Trying to Replace the Basic Unit

Trying to Replace the Basic Unit

family working

Tashica Jacobson

Basic, while typically thought of as simple or easy, it is the most crucial to an outcome. For example basic math, which is elementary material is what makes up our ability to solve calculous and trigonometry problems. Replacing that basic understanding with something else will never contribute to the solving of a more complex equation no matter how much effort is invested. The same is true for society, if we don’t promote the basic unit then the harder societal issues will never be solved.

For centuries the nuclear family unit has been considered the basic unit of society. This idea remained unquestioned on a large scale until a few decades ago. Now alternatives have started to arise promising the same results even though they spring from dramatically different roots. Society has tried to replace the family with many different things including the individual and the workplace, all of which fail to produce the same benefits in quantity and quality as the traditional nuclear family does.

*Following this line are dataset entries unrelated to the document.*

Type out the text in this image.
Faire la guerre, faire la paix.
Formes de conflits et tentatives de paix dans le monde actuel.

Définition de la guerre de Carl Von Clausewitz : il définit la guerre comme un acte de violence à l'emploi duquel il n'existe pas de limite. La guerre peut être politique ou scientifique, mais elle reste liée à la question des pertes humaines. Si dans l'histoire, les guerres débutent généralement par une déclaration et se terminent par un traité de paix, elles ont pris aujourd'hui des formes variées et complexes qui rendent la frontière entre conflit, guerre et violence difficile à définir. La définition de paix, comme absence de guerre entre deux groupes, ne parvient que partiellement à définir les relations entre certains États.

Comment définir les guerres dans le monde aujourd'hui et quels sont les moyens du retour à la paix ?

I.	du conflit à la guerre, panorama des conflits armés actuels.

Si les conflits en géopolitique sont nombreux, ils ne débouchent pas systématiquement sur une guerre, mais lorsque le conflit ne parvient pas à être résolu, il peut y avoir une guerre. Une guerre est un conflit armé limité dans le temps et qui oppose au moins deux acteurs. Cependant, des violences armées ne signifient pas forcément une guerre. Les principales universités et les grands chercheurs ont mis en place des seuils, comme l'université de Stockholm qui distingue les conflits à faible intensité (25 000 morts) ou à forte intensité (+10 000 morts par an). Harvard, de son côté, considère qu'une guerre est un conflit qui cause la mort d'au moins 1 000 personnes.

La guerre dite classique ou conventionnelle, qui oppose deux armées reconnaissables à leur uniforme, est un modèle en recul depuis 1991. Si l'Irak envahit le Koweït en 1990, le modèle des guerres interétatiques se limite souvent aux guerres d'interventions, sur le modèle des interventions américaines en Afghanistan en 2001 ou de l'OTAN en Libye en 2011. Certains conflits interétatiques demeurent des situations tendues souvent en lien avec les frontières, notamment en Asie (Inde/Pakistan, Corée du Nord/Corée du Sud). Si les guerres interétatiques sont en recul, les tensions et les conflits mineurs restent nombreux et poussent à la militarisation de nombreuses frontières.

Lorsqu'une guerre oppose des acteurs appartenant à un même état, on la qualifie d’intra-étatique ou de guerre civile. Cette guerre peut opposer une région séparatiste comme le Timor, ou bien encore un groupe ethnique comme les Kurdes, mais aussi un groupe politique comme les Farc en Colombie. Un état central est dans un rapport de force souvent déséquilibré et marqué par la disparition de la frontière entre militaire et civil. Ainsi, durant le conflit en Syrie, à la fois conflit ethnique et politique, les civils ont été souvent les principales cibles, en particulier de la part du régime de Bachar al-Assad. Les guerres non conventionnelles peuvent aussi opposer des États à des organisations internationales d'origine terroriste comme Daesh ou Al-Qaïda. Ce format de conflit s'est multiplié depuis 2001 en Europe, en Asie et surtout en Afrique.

The family—and not the individual person—which is the basic building block of the community and thus of society as a whole … without the cohesion of the family, there can be no lasting community, and without a lasting community, there cannot be a greater society, to say nothing of civilization itself.”

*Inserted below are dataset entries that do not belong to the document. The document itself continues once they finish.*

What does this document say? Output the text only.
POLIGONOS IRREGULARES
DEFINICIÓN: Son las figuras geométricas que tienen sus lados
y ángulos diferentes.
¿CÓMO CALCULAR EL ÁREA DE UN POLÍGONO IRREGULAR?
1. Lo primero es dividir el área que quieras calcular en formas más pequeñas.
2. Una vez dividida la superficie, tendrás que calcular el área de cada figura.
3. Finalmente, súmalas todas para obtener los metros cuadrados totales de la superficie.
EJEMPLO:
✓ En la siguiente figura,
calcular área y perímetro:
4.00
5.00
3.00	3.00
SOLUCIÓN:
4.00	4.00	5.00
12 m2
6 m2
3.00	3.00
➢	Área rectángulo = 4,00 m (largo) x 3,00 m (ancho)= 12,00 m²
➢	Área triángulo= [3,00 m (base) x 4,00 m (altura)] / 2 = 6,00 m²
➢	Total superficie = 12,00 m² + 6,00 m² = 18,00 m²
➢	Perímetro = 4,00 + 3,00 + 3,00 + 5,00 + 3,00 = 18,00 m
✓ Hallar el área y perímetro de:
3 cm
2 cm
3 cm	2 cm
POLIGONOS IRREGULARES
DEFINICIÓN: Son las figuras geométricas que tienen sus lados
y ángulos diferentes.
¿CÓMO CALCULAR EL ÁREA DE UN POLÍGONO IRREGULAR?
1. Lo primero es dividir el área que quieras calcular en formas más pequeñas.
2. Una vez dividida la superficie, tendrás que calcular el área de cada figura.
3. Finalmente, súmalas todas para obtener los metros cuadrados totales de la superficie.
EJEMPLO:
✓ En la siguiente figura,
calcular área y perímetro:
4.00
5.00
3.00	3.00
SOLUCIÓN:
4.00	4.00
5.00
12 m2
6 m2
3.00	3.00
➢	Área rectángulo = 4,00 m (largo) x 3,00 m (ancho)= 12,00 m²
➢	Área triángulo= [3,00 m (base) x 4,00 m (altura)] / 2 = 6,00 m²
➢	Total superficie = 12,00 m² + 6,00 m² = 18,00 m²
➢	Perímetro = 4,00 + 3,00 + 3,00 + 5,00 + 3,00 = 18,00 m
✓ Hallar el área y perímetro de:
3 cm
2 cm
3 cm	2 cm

Some of the problems that we are facing as a society include: abuse, drug use, delinquent behaviors, poverty, crime, and poor school performance (at all levels). But social science research continue to show that the family is at the core of reducing these. While there are other contributors to decreasing the prevalence of these in our society the family is at the foundation and is able to produce the best results in the least costly way.

One advantage that the family has over these others is that it is multigenerational. A child becomes a husband, parent, then grandparent, and through all these stages has the support and vison of what came before as well as what he is creating. The bedrock of strong family values and a good support system is generally transferred through generations.

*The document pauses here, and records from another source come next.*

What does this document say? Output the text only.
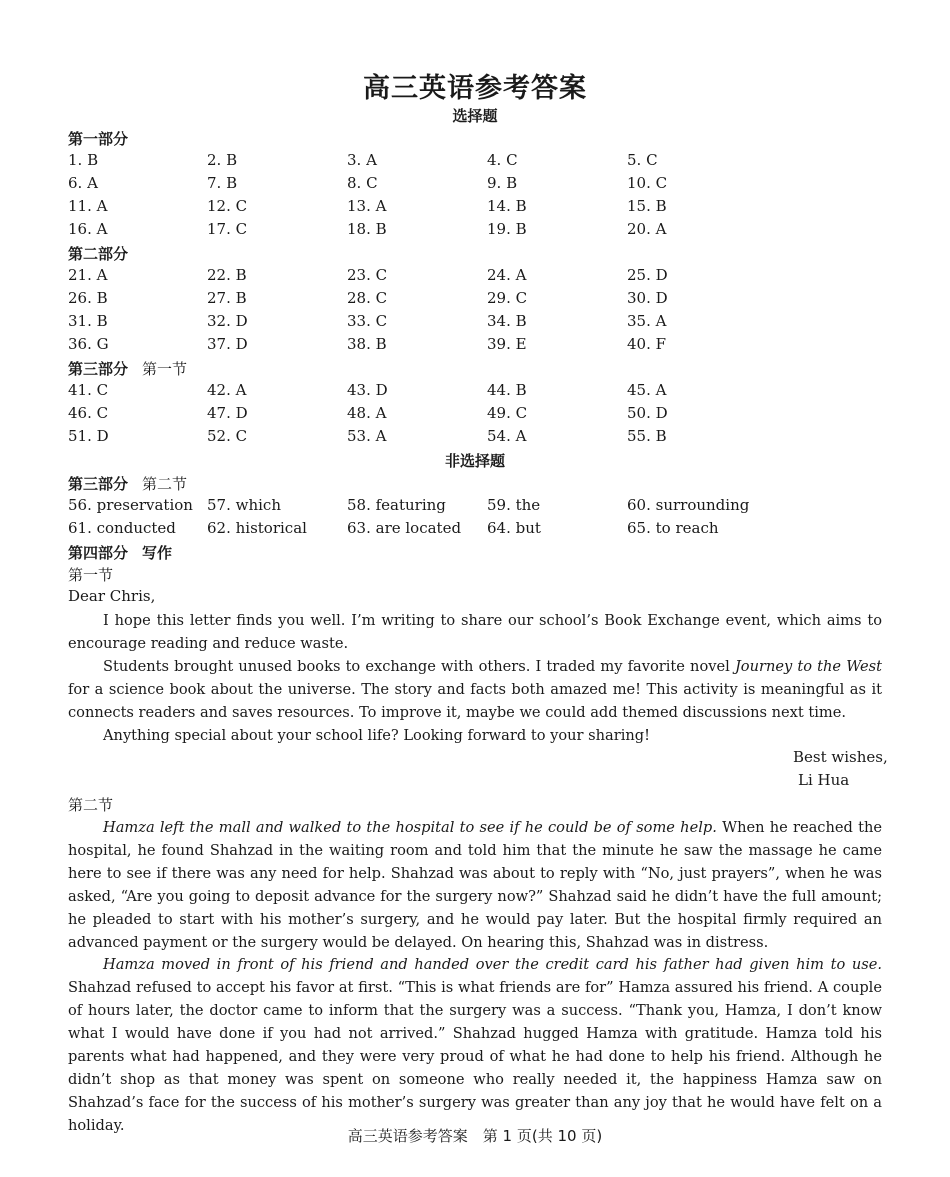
高三英语参考答案
选择题
第一部分
1. B	2. B	3. A	4. C	5. C
6. A	7. B	8. C	9. B	10. C
11. A	12. C	13. A	14. B	15. B
16. A	17. C	18. B	19. B	20. A
第二部分
21. A	22. B	23. C	24. A	25. D
26. B	27. B	28. C	29. C	30. D
31. B	32. D	33. C	34. B	35. A
36. G	37. D	38. B	39. E	40. F
第三部分 第一节
41. C	42. A	43. D	44. B	45. A
46. C	47. D	48. A	49. C	50. D
51. D	52. C	53. A	54. A	55. B
非选择题
第三部分 第二节
56. preservation 57. which	58. featuring	59. the	60. surrounding
61. conducted 62. historical	63. are located 64. but	65. to reach
第四部分 写作
第一节
Dear Chris,

I hope this letter finds you well. I’m writing to share our school’s Book Exchange event, which aims to encourage reading and reduce waste.

Students brought unused books to exchange with others. I traded my favorite novel Journey to the West for a science book about the universe. The story and facts both amazed me! This activity is meaningful as it connects readers and saves resources. To improve it, maybe we could add themed discussions next time.

Anything special about your school life? Looking forward to your sharing!

Best wishes,
Li Hua
第二节

Hamza left the mall and walked to the hospital to see if he could be of some help. When he reached the hospital, he found Shahzad in the waiting room and told him that the minute he saw the massage he came here to see if there was any need for help. Shahzad was about to reply with “No, just prayers”, when he was asked, “Are you going to deposit advance for the surgery now?” Shahzad said he didn’t have the full amount; he pleaded to start with his mother’s surgery, and he would pay later. But the hospital firmly required an advanced payment or the surgery would be delayed. On hearing this, Shahzad was in distress.

Hamza moved in front of his friend and handed over the credit card his father had given him to use. Shahzad refused to accept his favor at first. “This is what friends are for” Hamza assured his friend. A couple of hours later, the doctor came to inform that the surgery was a success. “Thank you, Hamza, I don’t know what I would have done if you had not arrived.” Shahzad hugged Hamza with gratitude. Hamza told his parents what had happened, and they were very proud of what he had done to help his friend. Although he didn’t shop as that money was spent on someone who really needed it, the happiness Hamza saw on Shahzad’s face for the success of his mother’s surgery was greater than any joy that he would have felt on a holiday.

高三英语参考答案　第 1 页(共 10 页)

Likewise neglect of the family and the negative consequences that spring from that are also transferred though the years. Poverty and especially multigenerational poverty which is especially hard to break out of is also a cycle of broken families. When the family is neglected there is need for greater government involvement. As families break apart government intervenes in personal family issues with court cases and foster care. Children from intact families are less likely to abuse drugs and commit crime, leading to a better overall community.

So let’s get back to the basics and stop looking for an alternative solution when the solution that we have already works. Strong families are crucial for society to continue to produce competent productive individuals. While other sources are beneficial and need to be used in coordination with promoting families they will never replace the family.